CHAPTER  |  SEVENTEEN

Quality Is Not What You May Think

Every organization says it has “quality,” but just saying you have it isn't enough. Quality is a necessary and important part of any product or service you offer, whether that product or service is an automobile or an airplane, a potential candidate for a job, or the due diligence conducted by a consultant, attorney, or accountant prior to an acquisition. The word also reflects what you mean by quality. But do you ever think about what quality means to your customer?

For instance, the speed at which you provide your service is likely part of quality, either as seen by you or your customer. However, is this speed fast or slow? In a fast-food restaurant, most customers want the pace of service to be fast.
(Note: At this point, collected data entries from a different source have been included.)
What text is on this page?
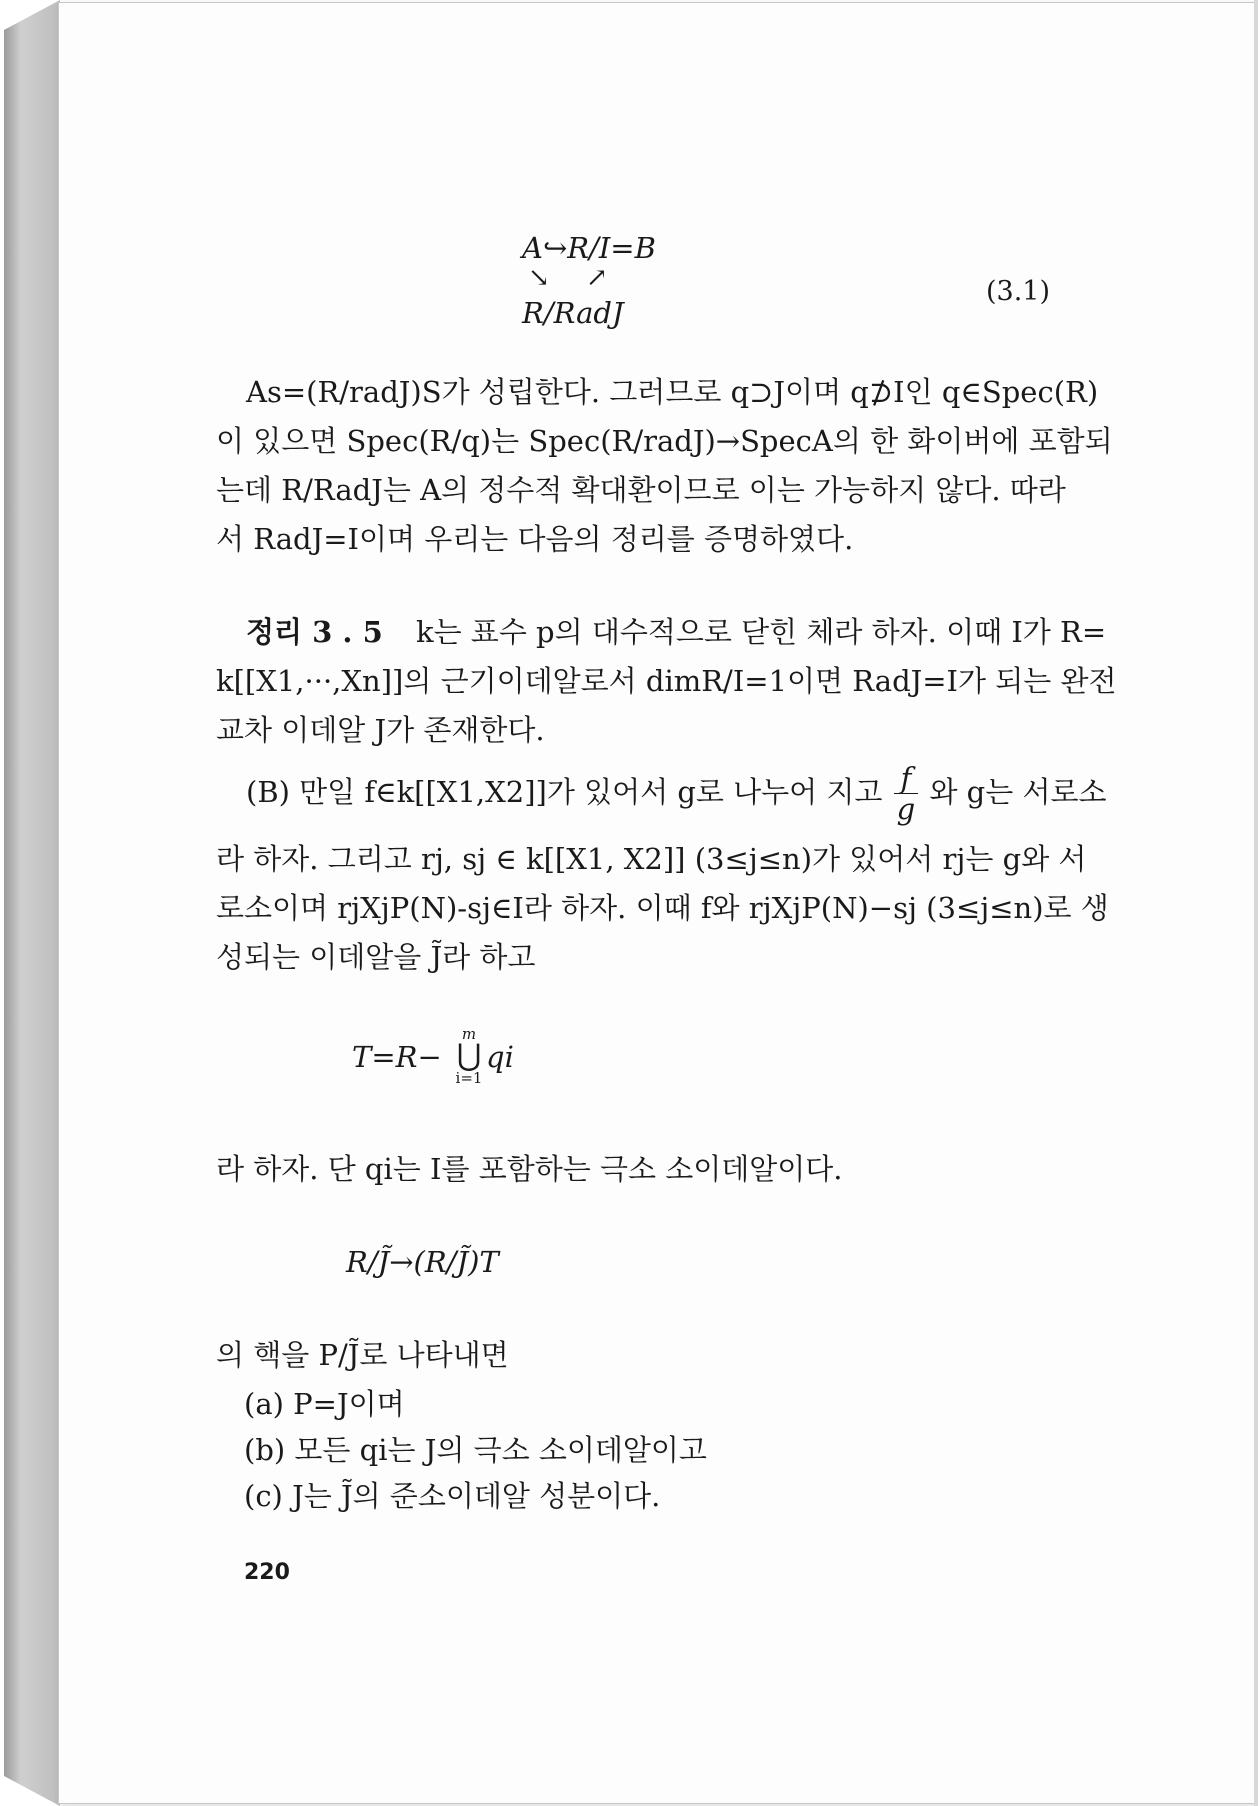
A↪R/I=B
↘ ↗
R/RadJ
(3.1)
As=(R/radJ)S가 성립한다. 그러므로 q⊃J이며 q⊅I인 q∈Spec(R)
이 있으면 Spec(R/q)는 Spec(R/radJ)→SpecA의 한 화이버에 포함되
는데 R/RadJ는 A의 정수적 확대환이므로 이는 가능하지 않다. 따라
서 RadJ=I이며 우리는 다음의 정리를 증명하였다.
정리 3 . 5 k는 표수 p의 대수적으로 닫힌 체라 하자. 이때 I가 R=
k[[X1,···,Xn]]의 근기이데알로서 dimR/I=1이면 RadJ=I가 되는 완전
교차 이데알 J가 존재한다.
(B) 만일 f∈k[[X1,X2]]가 있어서 g로 나누어 지고 $\frac{f}{g}$ 와 g는 서로소
라 하자. 그리고 rj, sj ∈ k[[X1, X2]] (3≤j≤n)가 있어서 rj는 g와 서
로소이며 rjXjP(N)-sj∈I라 하자. 이때 f와 rjXjP(N)−sj (3≤j≤n)로 생
성되는 이데알을 J̃라 하고
T=R−
m
⋃
i=1
qi
라 하자. 단 qi는 I를 포함하는 극소 소이데알이다.
R/J̃→(R/J̃)T
의 핵을 P/J̃로 나타내면
(a) P=J이며
(b) 모든 qi는 J의 극소 소이데알이고
(c) J는 J̃의 준소이데알 성분이다.
220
On the other hand, customers in a fancier restaurant will prefer a slower pace, especially if they are conducting a business meeting or the meal is part of a romantic evening.

Quality is indeed a relative matter. I was making a presentation to a potential corporate client a few months ago, proud that the program we had developed would aid students in completing a demanding MBA program in only eleven months, rather than the standard two years—what I viewed as a quality improvement. “You don't understand,” the vice president of human resources said. “We don't want our employees to complete their MBAs that quickly. They'll get their MBAs and then leave us. We want them to take at least two years.” So, there are many different ways of looking at quality, but you should always view it from the point of view of the customer.
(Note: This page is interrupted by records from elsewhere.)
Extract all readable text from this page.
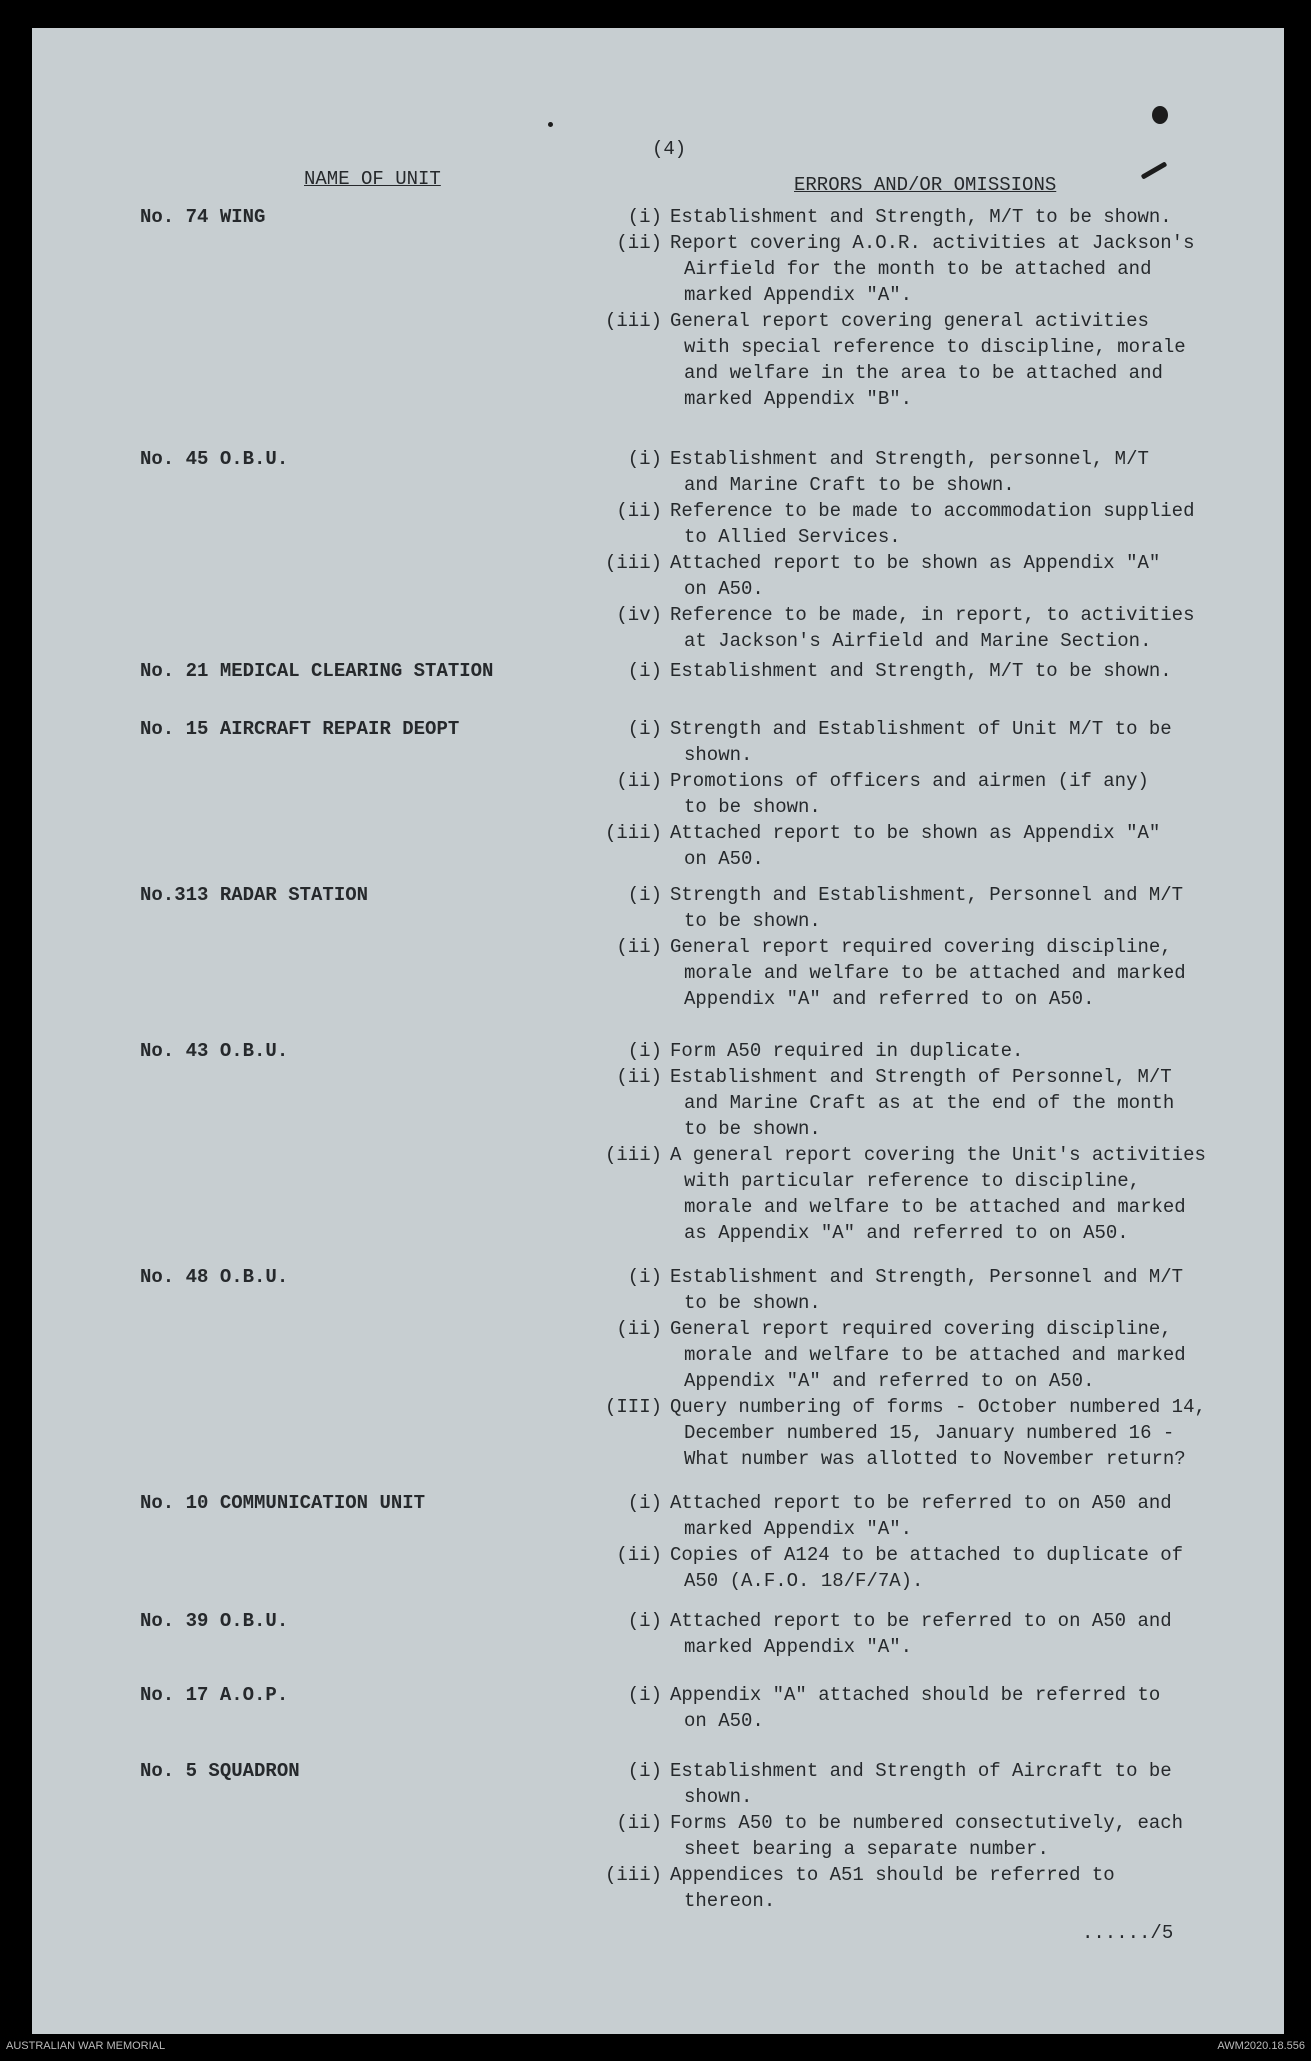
(4)
NAME OF UNIT	ERRORS AND/OR OMISSIONS
No. 74 WING	(i) Establishment and Strength, M/T to be shown.
(ii) Report covering A.O.R. activities at Jackson's
Airfield for the month to be attached and
marked Appendix "A".
(iii) General report covering general activities
with special reference to discipline, morale
and welfare in the area to be attached and
marked Appendix "B".
No. 45 O.B.U.	(i) Establishment and Strength, personnel, M/T
and Marine Craft to be shown.
(ii) Reference to be made to accommodation supplied
to Allied Services.
(iii) Attached report to be shown as Appendix "A"
on A50.
(iv) Reference to be made, in report, to activities
at Jackson's Airfield and Marine Section.
No. 21 MEDICAL CLEARING STATION	(i) Establishment and Strength, M/T to be shown.
No. 15 AIRCRAFT REPAIR DEOPT	(i) Strength and Establishment of Unit M/T to be
shown.
(ii) Promotions of officers and airmen (if any)
to be shown.
(iii) Attached report to be shown as Appendix "A"
on A50.
No.313 RADAR STATION	(i) Strength and Establishment, Personnel and M/T
to be shown.
(ii) General report required covering discipline,
morale and welfare to be attached and marked
Appendix "A" and referred to on A50.
No. 43 O.B.U.	(i) Form A50 required in duplicate.
(ii) Establishment and Strength of Personnel, M/T
and Marine Craft as at the end of the month
to be shown.
(iii) A general report covering the Unit's activities
with particular reference to discipline,
morale and welfare to be attached and marked
as Appendix "A" and referred to on A50.
No. 48 O.B.U.	(i) Establishment and Strength, Personnel and M/T
to be shown.
(ii) General report required covering discipline,
morale and welfare to be attached and marked
Appendix "A" and referred to on A50.
(III) Query numbering of forms - October numbered 14,
December numbered 15, January numbered 16 -
What number was allotted to November return?
No. 10 COMMUNICATION UNIT	(i) Attached report to be referred to on A50 and
marked Appendix "A".
(ii) Copies of A124 to be attached to duplicate of
A50 (A.F.O. 18/F/7A).
No. 39 O.B.U.	(i) Attached report to be referred to on A50 and
marked Appendix "A".
No. 17 A.O.P.	(i) Appendix "A" attached should be referred to
on A50.
No. 5 SQUADRON	(i) Establishment and Strength of Aircraft to be
shown.
(ii) Forms A50 to be numbered consectutively, each
sheet bearing a separate number.
(iii) Appendices to A51 should be referred to
thereon.
....../5
AUSTRALIAN WAR MEMORIAL	AWM2020.18.556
You Think You Got Quality? It Ain't Necessarily So

According to Drucker, quality in a product or service is not what the supplier puts into it. It is what the user gets out of it. It's what they pay for.1 Users want only what they can use and what gives the product or service value for them. I emphasize “for them.” Value is as they perceive it, and quality is part of that value. Therefore, it is foolish for a seller to spend money, time, and effort developing quality as he sees it, for the buyer may not see it that way at all. Further, it is equally foolish to promote durable products that will last forever, or products or services that are provided fast, or even products that are 100 percent reliable in manufacturing, if these features are not what is desired or appreciated as value by the user.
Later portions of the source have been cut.